Certes, dans ce domaine restreint, tous les efforts n'ont pas été récompensés de même manière, les hiéroglyphes crétois, hétéens, proto-anganistes ont disparu sans laisser de descendance, l'écriture cunéiforme, après une longue et utile carrière, s'est éteinte à son tour, seule la méthode de l'Égypte a survécu, non pas dans sa forme pharaonique, mais par ses dérivés d'où, pense-t-on, sont sortis les caractères phéniciens, ancêtres de notre écriture actuelle.

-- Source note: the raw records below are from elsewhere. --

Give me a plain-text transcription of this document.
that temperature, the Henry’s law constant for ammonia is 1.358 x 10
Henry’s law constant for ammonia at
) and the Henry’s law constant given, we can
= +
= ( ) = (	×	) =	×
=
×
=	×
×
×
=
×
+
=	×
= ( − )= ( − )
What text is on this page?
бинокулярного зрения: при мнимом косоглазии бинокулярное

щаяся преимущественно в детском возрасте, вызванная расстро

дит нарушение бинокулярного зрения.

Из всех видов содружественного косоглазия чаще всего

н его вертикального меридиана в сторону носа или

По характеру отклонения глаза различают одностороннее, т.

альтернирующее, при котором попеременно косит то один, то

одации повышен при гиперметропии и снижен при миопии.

Assurément les cinq familles d'hiéroglyphes orientaux, comme les langages des peuples qui en faisaient usagé, sont indépendantes les unes des autres; mais est-il possible d'admettre que, dans un espace aussi restreint, chez des peuples aussi proches voisins les uns des autres, ces tentatives n'ont pas eu une origine commune? Ce n'est pas croyable, on ne peut s'empêcher de voir, à des époques très anciennes, une pictographie commune, dont chaque peuple aurait tiré parti suivant les besoins de son langage, d'après son génie personnel, indépendamment de ses voisins.
CHAPITRE IV
LES RELATIONS DES PEUPLES ENTRE EUX
Il ne peut être question des relations commerciales qui, vraisemblablement, ont déjà existé dans nos pays dès le temps des industries paléolithiques; il se faisait bien certainement des échanges de clan à clan, de tribu à tribu, mais ces opérations n'ont pas laissé de traces; c'est avec l'apparition de l'industrie néolithique seulement que nous constatons dans les stations de l'homme, parmi les débris laissés par leur vie, la présence de matières étrangères à la région, et par conséquent importées. C'est ainsi que le silex d'aspect résineux du Grand Pressigny se rencontre dans tout le centre et l'est de la France et jusqu'en Suisse. Déjà, de proche en proche, vers la fin de l'archéolithique, des coquillages, provenant de l'Océan, aussi bien que de la Méditerranée se rencontraient ensemble dans les cavernes au centre de la France, employés dans la parure; mais ces trouvailles ne sont pas concluantes quant à l'existence d'un commerce réel; à ces époques, les tribus d'alors guerroyaient sans repos, et l'on peut attribuer à des prises sur l'ennemi vaincu la présence de ces coquilles marines chez des populations vivant éloignées des côtes.
Mais il ne peut en être de même pour les objets néolithiques rencontrés au loin du gisement naturel de la matière dont ils sont faits, car nous connaissons, en assez grand nombre, les fabriques de ces instruments créées dans un but indéniable d'exportation.